Usually, when I’m at the Niobrara Valley Preserve, I try to maximize every minute of my time. It’s over four hours away from my home, so it’s an effort to get there, and I always feel pressured to get as much done as I can during each trip. As a result, I rarely have time to just relax and take whatever comes. After John and I finished watching bison and prairie dogs, and it was clear that John was enjoying the laid back trip, I began to relax and sink into the bliss of some agenda-less time with my kid. We decided to go see if we could find a small creek to explore.
On the way to find the creek, we ran across a bigger group of bison and decided to launch the drone and get some footage for my slowly-growing video library. John is a fan of the drone, but we only flew it for a little while before we moved on. After all, this wasn’t a work trip. We eventually stopped along the edge of the bluffs above the river and walked down into a draw that looked like a good place to find a stream. Sure enough, we started to hear flowing water as we descended, and we found a cold clear creek and walked upstream until we saw where it was seeping right out of the ground.
Later that evening, we met up with a couple other friends who happened to be at NVP at the same time, and the four of us splashed around in the river for a while before playing cards and going to bed. It was a good first day, but the main reason John had come was to kayak the river, and we needed to get up (fairly) early the next day to beat the crowd to the water.
The next morning, we got to Rock Barn Outfitters and got a ride upriver to our drop off point, where we slid the kayaks into the water. It was a Friday, and I was a little concerned that we might have to weave through early weekend tubers sharing the river with us, but while the scattered campgrounds along the river were full of people, we spent five hours on the water without seeing any tubers, canoers, or other kayakers. It was perfect.

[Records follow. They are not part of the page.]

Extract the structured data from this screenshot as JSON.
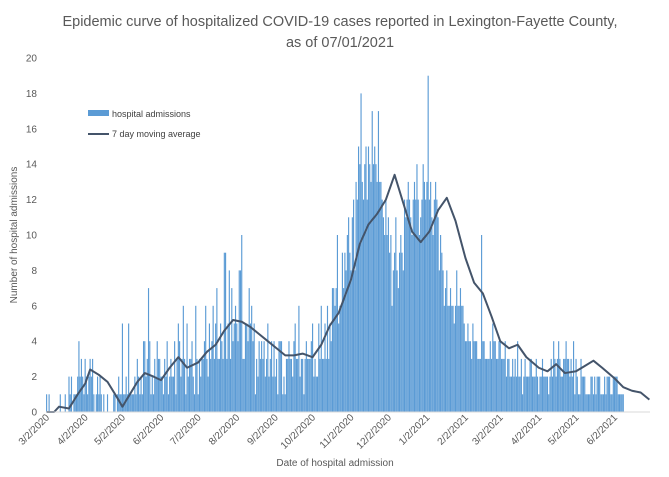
{
  "chart_data": {
    "type": "bar",
    "title": "Epidemic curve of hospitalized COVID-19 cases reported in Lexington-Fayette County, as of 07/01/2021",
    "xlabel": "Date of hospital admission",
    "ylabel": "Number of hospital admissions",
    "ylim": [
      0,
      20
    ],
    "yticks": [
      "0",
      "2",
      "4",
      "6",
      "8",
      "10",
      "12",
      "14",
      "16",
      "18",
      "20"
    ],
    "x_start": "3/2/2020",
    "x_end": "6/30/2021",
    "xticks": [
      "3/2/2020",
      "4/2/2020",
      "5/2/2020",
      "6/2/2020",
      "7/2/2020",
      "8/2/2020",
      "9/2/2020",
      "10/2/2020",
      "11/2/2020",
      "12/2/2020",
      "1/2/2021",
      "2/2/2021",
      "3/2/2021",
      "4/2/2021",
      "5/2/2021",
      "6/2/2021"
    ],
    "legend_position": "top-left",
    "series": [
      {
        "name": "hospital admissions",
        "kind": "bar",
        "color": "#5b9bd5",
        "values": [
          1,
          0,
          1,
          0,
          0,
          0,
          0,
          0,
          0,
          0,
          0,
          1,
          0,
          0,
          0,
          1,
          0,
          0,
          2,
          1,
          2,
          0,
          1,
          1,
          1,
          2,
          4,
          2,
          3,
          2,
          1,
          3,
          2,
          1,
          2,
          3,
          2,
          3,
          1,
          0,
          1,
          2,
          1,
          2,
          1,
          0,
          1,
          0,
          0,
          1,
          0,
          0,
          0,
          0,
          1,
          1,
          0,
          1,
          2,
          1,
          1,
          5,
          1,
          1,
          2,
          1,
          5,
          1,
          1,
          1,
          1,
          2,
          1,
          3,
          2,
          1,
          2,
          1,
          4,
          4,
          2,
          3,
          7,
          4,
          1,
          2,
          1,
          3,
          2,
          4,
          3,
          3,
          2,
          2,
          1,
          3,
          2,
          4,
          1,
          2,
          3,
          2,
          2,
          4,
          1,
          3,
          5,
          4,
          2,
          3,
          6,
          3,
          1,
          5,
          2,
          3,
          3,
          4,
          2,
          1,
          6,
          3,
          1,
          3,
          2,
          3,
          3,
          4,
          6,
          3,
          2,
          5,
          3,
          4,
          6,
          3,
          5,
          7,
          3,
          3,
          5,
          4,
          3,
          9,
          9,
          3,
          5,
          8,
          3,
          7,
          4,
          5,
          6,
          5,
          4,
          8,
          8,
          10,
          3,
          3,
          5,
          5,
          4,
          7,
          5,
          6,
          4,
          5,
          1,
          3,
          2,
          4,
          3,
          4,
          3,
          4,
          2,
          3,
          5,
          2,
          3,
          4,
          2,
          4,
          2,
          3,
          1,
          4,
          4,
          4,
          1,
          2,
          1,
          3,
          3,
          4,
          3,
          3,
          2,
          4,
          5,
          3,
          3,
          6,
          2,
          3,
          3,
          1,
          3,
          4,
          3,
          3,
          3,
          4,
          5,
          2,
          3,
          2,
          2,
          5,
          3,
          6,
          3,
          3,
          5,
          3,
          6,
          3,
          5,
          4,
          7,
          7,
          6,
          7,
          10,
          5,
          6,
          6,
          9,
          7,
          9,
          8,
          10,
          11,
          9,
          8,
          11,
          12,
          8,
          13,
          12,
          15,
          14,
          18,
          13,
          12,
          14,
          15,
          12,
          15,
          14,
          13,
          17,
          14,
          15,
          14,
          13,
          17,
          13,
          13,
          12,
          11,
          10,
          12,
          10,
          11,
          9,
          10,
          6,
          8,
          9,
          11,
          8,
          7,
          9,
          10,
          9,
          8,
          12,
          11,
          12,
          13,
          12,
          11,
          10,
          12,
          13,
          12,
          14,
          12,
          10,
          11,
          12,
          14,
          13,
          12,
          13,
          19,
          12,
          13,
          11,
          10,
          12,
          13,
          12,
          11,
          8,
          10,
          9,
          8,
          6,
          7,
          8,
          6,
          6,
          7,
          6,
          6,
          5,
          6,
          8,
          6,
          6,
          7,
          6,
          6,
          5,
          4,
          4,
          5,
          4,
          4,
          3,
          5,
          4,
          4,
          4,
          3,
          3,
          3,
          10,
          4,
          4,
          3,
          3,
          3,
          3,
          4,
          3,
          5,
          4,
          4,
          3,
          3,
          4,
          4,
          3,
          3,
          3,
          4,
          2,
          3,
          3,
          2,
          2,
          3,
          2,
          3,
          2,
          4,
          2,
          2,
          3,
          1,
          2,
          3,
          2,
          2,
          2,
          3,
          3,
          2,
          2,
          2,
          3,
          2,
          1,
          2,
          2,
          3,
          2,
          2,
          2,
          2,
          1,
          2,
          3,
          2,
          4,
          3,
          2,
          3,
          4,
          3,
          2,
          2,
          3,
          3,
          4,
          3,
          3,
          2,
          3,
          2,
          4,
          1,
          3,
          2,
          1,
          1,
          3,
          2,
          2,
          2,
          1,
          1,
          1,
          1,
          2,
          2,
          1,
          2,
          1,
          2,
          2,
          2,
          1,
          1,
          1,
          2,
          1,
          2,
          2,
          2,
          1,
          1,
          2,
          2,
          2,
          2,
          1,
          1,
          1,
          1,
          1,
          0
        ]
      },
      {
        "name": "7 day moving average",
        "kind": "line",
        "color": "#44546a",
        "points": [
          [
            "3/2/2020",
            0
          ],
          [
            "3/8/2020",
            0
          ],
          [
            "3/12/2020",
            0.3
          ],
          [
            "3/20/2020",
            0.2
          ],
          [
            "3/27/2020",
            1.0
          ],
          [
            "4/2/2020",
            1.6
          ],
          [
            "4/6/2020",
            2.4
          ],
          [
            "4/13/2020",
            2.1
          ],
          [
            "4/20/2020",
            1.7
          ],
          [
            "4/27/2020",
            0.9
          ],
          [
            "5/2/2020",
            0.3
          ],
          [
            "5/8/2020",
            1.0
          ],
          [
            "5/14/2020",
            1.7
          ],
          [
            "5/20/2020",
            2.2
          ],
          [
            "5/27/2020",
            2.0
          ],
          [
            "6/2/2020",
            1.8
          ],
          [
            "6/9/2020",
            2.5
          ],
          [
            "6/16/2020",
            3.1
          ],
          [
            "6/23/2020",
            2.5
          ],
          [
            "7/2/2020",
            2.8
          ],
          [
            "7/9/2020",
            3.4
          ],
          [
            "7/16/2020",
            3.8
          ],
          [
            "7/23/2020",
            4.6
          ],
          [
            "7/30/2020",
            5.2
          ],
          [
            "8/6/2020",
            5.1
          ],
          [
            "8/13/2020",
            4.8
          ],
          [
            "8/20/2020",
            4.4
          ],
          [
            "8/27/2020",
            4.0
          ],
          [
            "9/3/2020",
            3.6
          ],
          [
            "9/10/2020",
            3.2
          ],
          [
            "9/17/2020",
            3.2
          ],
          [
            "9/24/2020",
            3.3
          ],
          [
            "10/2/2020",
            3.1
          ],
          [
            "10/9/2020",
            3.8
          ],
          [
            "10/16/2020",
            4.9
          ],
          [
            "10/23/2020",
            5.6
          ],
          [
            "11/2/2020",
            7.5
          ],
          [
            "11/9/2020",
            9.5
          ],
          [
            "11/16/2020",
            10.6
          ],
          [
            "11/23/2020",
            11.2
          ],
          [
            "11/30/2020",
            12.0
          ],
          [
            "12/7/2020",
            13.4
          ],
          [
            "12/14/2020",
            11.8
          ],
          [
            "12/21/2020",
            10.2
          ],
          [
            "12/28/2020",
            9.6
          ],
          [
            "1/4/2021",
            10.2
          ],
          [
            "1/11/2021",
            11.4
          ],
          [
            "1/18/2021",
            12.1
          ],
          [
            "1/25/2021",
            10.8
          ],
          [
            "2/2/2021",
            8.7
          ],
          [
            "2/9/2021",
            7.3
          ],
          [
            "2/16/2021",
            6.7
          ],
          [
            "2/23/2021",
            5.4
          ],
          [
            "3/2/2021",
            4.0
          ],
          [
            "3/9/2021",
            3.6
          ],
          [
            "3/16/2021",
            3.8
          ],
          [
            "3/23/2021",
            3.1
          ],
          [
            "4/2/2021",
            2.5
          ],
          [
            "4/9/2021",
            2.3
          ],
          [
            "4/16/2021",
            2.7
          ],
          [
            "4/23/2021",
            2.2
          ],
          [
            "5/2/2021",
            2.3
          ],
          [
            "5/9/2021",
            2.6
          ],
          [
            "5/16/2021",
            2.9
          ],
          [
            "5/23/2021",
            2.5
          ],
          [
            "6/2/2021",
            1.9
          ],
          [
            "6/9/2021",
            1.4
          ],
          [
            "6/16/2021",
            1.2
          ],
          [
            "6/23/2021",
            1.1
          ],
          [
            "6/30/2021",
            0.7
          ]
        ]
      }
    ]
  }
}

We floated about 14 miles in five hours, stopping a few times to hike, swim, or eat lunch. During the entire trip, the Niobrara Valley Preserve was to our right, helping to give John a feel for the immense size of the 56,000 acre property. In fact, we only saw about half of the Preserve’s river frontage that day. As we slipped quietly downriver, we also saw quite a few bald eagles, along with great blue herons, spotted sandpipers, dragonflies, frogs, and other animals.
It wasn’t all quiet and contemplative nature watching, though. There were also a few kayak races, which included quite a bit of pushing, shoving, and splashing. In addition, John was really hoping to paddle through some rapids, and while I tried to temper his expectations, the river was running pretty high and we did manage to find a fair number of (mild) whitewater stretches. We also found a nice, quiet, and relatively deep stretch of river where he hopped into the water and just floated/swam downstream while I held onto his kayak for him. I think we checked all his boxes for the day.
We had a pretty quiet ride home after we got off the river. John, as usual, slept through most of it. I was pretty tired too, but also grateful for the opportunity to share one of my favorite places with one of my favorite people. Hopefully, John will remember the trip fondly as he goes off to become an engineer. And hopefully, he’ll come back and float the river with me again sometime.
If you’re interested in visiting the Niobrara River Valley, here’s a good website that describes the National Scenic River and some of the choices available. While you’re there, you can stop and hike the public trail at the Niobrara Valley Preserve. We don’t (yet) offer public tours of the bison herd or prairie dog town, but the hiking trail (just south of the river bridge on the road between Johnstown and Norden) provides some great overlooks of the river, and a chance to wander through many of the different ecosystems found in the valley.